Karl Rove, Brit Hume, and the gang on Fox, like McCain, seemed reduced to punchy laughter over the problem McCain faces persuading voters that eight years of Republican rule is just not enough. Barnes tried explaining that, while Obama's proposals to do something about the mortgage crisis and health care might sound good at first glance, as soon as people "dig deeper," they will realize that more liberal government solutions are a bad idea. Mort Kondracke, who has written movingly of his late wife's battle with Parkinson's Disease, had to shout over Hume to point out that Americans actually do want universal health care and are fed up with the free-market approach to addressing this human need.
This, indeed, is the challenge for the Republicans: The country is solidly against them on most of the pressing issues of the day.

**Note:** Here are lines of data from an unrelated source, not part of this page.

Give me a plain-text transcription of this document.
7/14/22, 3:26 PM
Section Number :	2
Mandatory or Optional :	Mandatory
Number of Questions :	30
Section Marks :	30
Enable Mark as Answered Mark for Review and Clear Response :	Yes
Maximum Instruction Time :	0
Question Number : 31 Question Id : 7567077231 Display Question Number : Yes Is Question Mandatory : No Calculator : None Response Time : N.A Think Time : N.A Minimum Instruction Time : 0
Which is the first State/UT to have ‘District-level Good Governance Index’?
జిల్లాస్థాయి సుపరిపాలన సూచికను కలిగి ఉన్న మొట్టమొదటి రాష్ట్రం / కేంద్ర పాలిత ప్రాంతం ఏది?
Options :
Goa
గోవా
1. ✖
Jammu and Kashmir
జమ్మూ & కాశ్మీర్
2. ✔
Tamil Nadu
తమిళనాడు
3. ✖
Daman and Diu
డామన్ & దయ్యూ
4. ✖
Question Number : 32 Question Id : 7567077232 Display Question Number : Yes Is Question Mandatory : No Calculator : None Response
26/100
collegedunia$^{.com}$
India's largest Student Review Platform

Lest he be too closely tied to his own party's President, McCain denounced Obama for trying to "drum into people's heads" that he is somehow connected to the Bush Administration. Nothing could be further from the truth, said the Senator who voted with Bush 95 percent of the time over the last year. On Iraq, McCain even asserted authorship of Bush's current policy: "I called for the change in strategy that is now, at last, succeeding."
News flash: We're winning the Iraq War! Lest you be deceived by the mounting death toll and lack of any discernable progress in bringing the Iraqis closer to a safe, democratic country, McCain asserts that we are now on the road to victory.
Considering that there are five months to go before election day, that "mission accomplished" analysis will surely come back to haunt him.
If the Clintons don't give him a big helping hand, McCain is going to have a very hard time beating Obama.